Case Study: Mario's Trattoria Widget Optimization
Mario's Trattoria in Boston moved their booking widget from a separate "Reservations" page to above-the-fold on their homepage. The result: booking widget interactions increased 180% and actual completed reservations increased 67% in the first month. They also added the booking link to their Instagram bio and saw 22% of all new bookings come from social media within 60 days.
Launch Your Booking Widget in 15 Minutes
KwickBook's widget is fully customizable, mobile-optimized, and includes Google Reserve integration at no extra cost.
How do I add a reservation widget to my restaurant website?
Most reservation systems provide an embed code (similar to a YouTube video embed). Copy the code snippet from your reservation dashboard and paste it into your website's HTML where you want the widget to appear.
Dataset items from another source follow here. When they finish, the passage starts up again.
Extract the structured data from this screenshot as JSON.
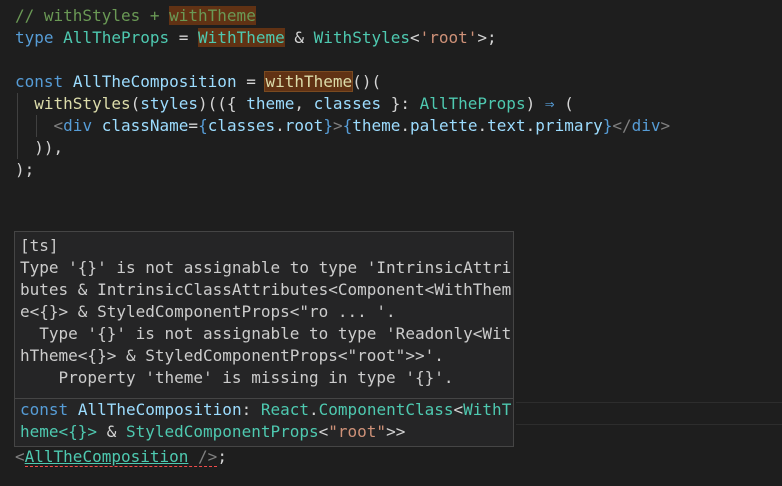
{
  "code": {
    "l1": {
      "comment": "// withStyles + ",
      "hl": "withTheme"
    },
    "l2": {
      "kw": "type",
      "name": "AllTheProps",
      "eq": " = ",
      "t1": "WithTheme",
      "amp": " & ",
      "t2": "WithStyles",
      "lt": "<",
      "str": "'root'",
      "end": ">;"
    },
    "l4": {
      "kw": "const",
      "name": "AllTheComposition",
      "eq": " = ",
      "fn": "withTheme",
      "end": "()("
    },
    "l5": {
      "fn": "withStyles",
      "p1": "(",
      "arg": "styles",
      "p2": ")(({ ",
      "a1": "theme",
      "comma": ", ",
      "a2": "classes",
      "p3": " }: ",
      "type": "AllTheProps",
      "p4": ") ",
      "arrow": "⇒",
      "p5": " ("
    },
    "l6": {
      "lt": "<",
      "tag": "div",
      "sp": " ",
      "attr": "className",
      "eq": "=",
      "ob": "{",
      "v1": "classes",
      "dot1": ".",
      "v2": "root",
      "cb": "}",
      "gt": ">",
      "ob2": "{",
      "e1": "theme",
      "d1": ".",
      "e2": "palette",
      "d2": ".",
      "e3": "text",
      "d3": ".",
      "e4": "primary",
      "cb2": "}",
      "close": "</",
      "tag2": "div",
      "gt2": ">"
    },
    "l7": "  )),",
    "l8": ");",
    "last": {
      "lt": "<",
      "name": "AllTheComposition",
      "end": " />",
      "semi": ";"
    }
  },
  "hover": {
    "message": [
      "[ts]",
      "Type '{}' is not assignable to type 'IntrinsicAttri",
      "butes & IntrinsicClassAttributes<Component<WithThem",
      "e<{}> & StyledComponentProps<\"ro ... '.",
      "  Type '{}' is not assignable to type 'Readonly<Wit",
      "hTheme<{}> & StyledComponentProps<\"root\">>'.",
      "    Property 'theme' is missing in type '{}'."
    ],
    "sig1": {
      "kw": "const",
      "name": "AllTheComposition",
      "colon": ": ",
      "ns": "React",
      "dot": ".",
      "cls": "ComponentClass",
      "lt": "<",
      "t": "WithT"
    },
    "sig2": {
      "t": "heme<{}>",
      "amp": " & ",
      "p": "StyledComponentProps",
      "lt": "<",
      "str": "\"root\"",
      "gt": ">>"
    }
  }
}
If you use WordPress, Squarespace, or Wix, there are usually dedicated plugins or integrations that make this even easier — no coding required.
Should I use an embedded widget or a booking page link?
Embedded widgets convert 40-60% better than links to external booking pages because guests never leave your website. However, a booking page link is simpler to set up and works better for social media and email campaigns. The best approach is both: embedded widget on your website, direct link for social media and marketing.
Can I customize the booking widget to match my brand?
Yes. Most reservation platforms offer color, font, and logo customization. KwickBook's widget supports custom CSS for advanced styling. At minimum, match your brand's primary color and ensure the widget doesn't clash with your website design.
How long does it take to set up a booking widget?
Basic setup takes 15-30 minutes: configure availability, customize colors, and install the embed code. Adding Google Reserve integration adds another 24-48 hours for Google's approval process. Full optimization takes 1-2 weeks of iteration.